We have expressed to you the Society's strong concern about the plan to dispose of the Council owned farms in the national park, acquired for the benefit of the town. While recognising the protection afforded by the planning powers of the national park authority and the statutory rights of way and access land, we believe that only ownership by the Council or some other body with an environmental or recreation focus can safeguard those special qualities. We would urge the Council to consider very carefully whether it has identified the full economic, social and environmental capital and potential of its landholding before pursuing disposal. The Society is aware of ideas that have been put forward for generating additional income from the properties without disposal which would reflect the statutory purposes of the national park. We would be very happy to share these with you.

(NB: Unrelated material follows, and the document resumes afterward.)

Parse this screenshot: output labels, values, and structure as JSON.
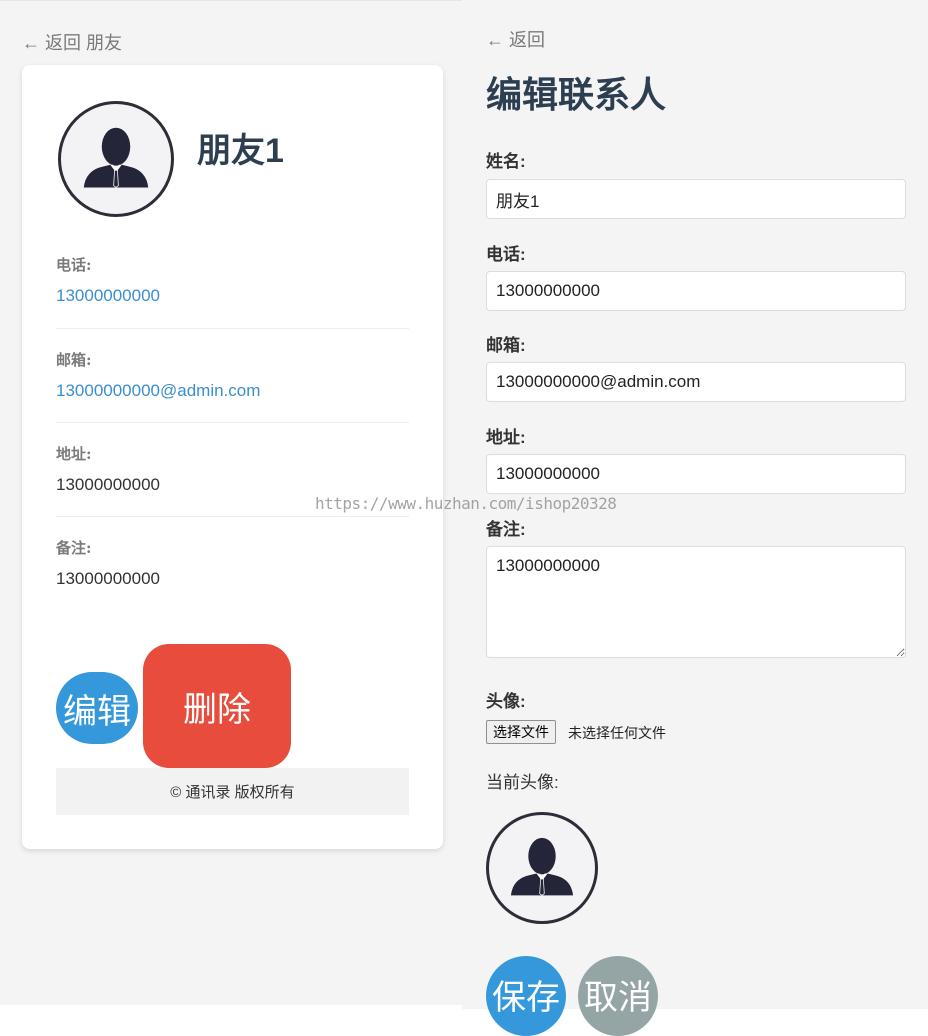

If, nevertheless, the Council were to proceed with its plan to sell off the land, we would urge that serious consideration be given to incorporating into any sale a number of covenants or conditions which would serve to mitigate against the threat to landscape, wildlife and public enjoyment:

  • Removal of permitted development rights in respect of specified existing agricultural buildings, thereby improving the prospect of SDNPA controlling future development
  • Covenants to promote access, for example through mapping permissive paths and incorporating into sale documents a maintenance schedule for these and for the public rights of way
  • Provision for maintaining public access in the face of predicted coastal erosion
  • Identification of opportunities for landscape conservation to which purchasers would be expected to commit
  • Identification of historic features to be protected, interpreted and maintained
  • Covenants made in favour of the National Trust, if they are willing: these can serve as a way of securing future public benefit
  • Restrictions on certain types of agricultural use which would be inappropriate in this location, for example pig rearing – to be identified through landscape character assessment
  • Creation of a whole estate plan or whole farm plans
  • Prevention of “sell on” within a defined timescale; guarantee that any covenants and restrictions endure with the land if ownership changes

Such measures would go far to reassure Eastbourne residents and visitors of future protection for the area’s special qualities. We would be happy to discuss these with you, and we would be very interested to hear what restrictions and covenants may already be attached to the land.

We look forward to hearing from you.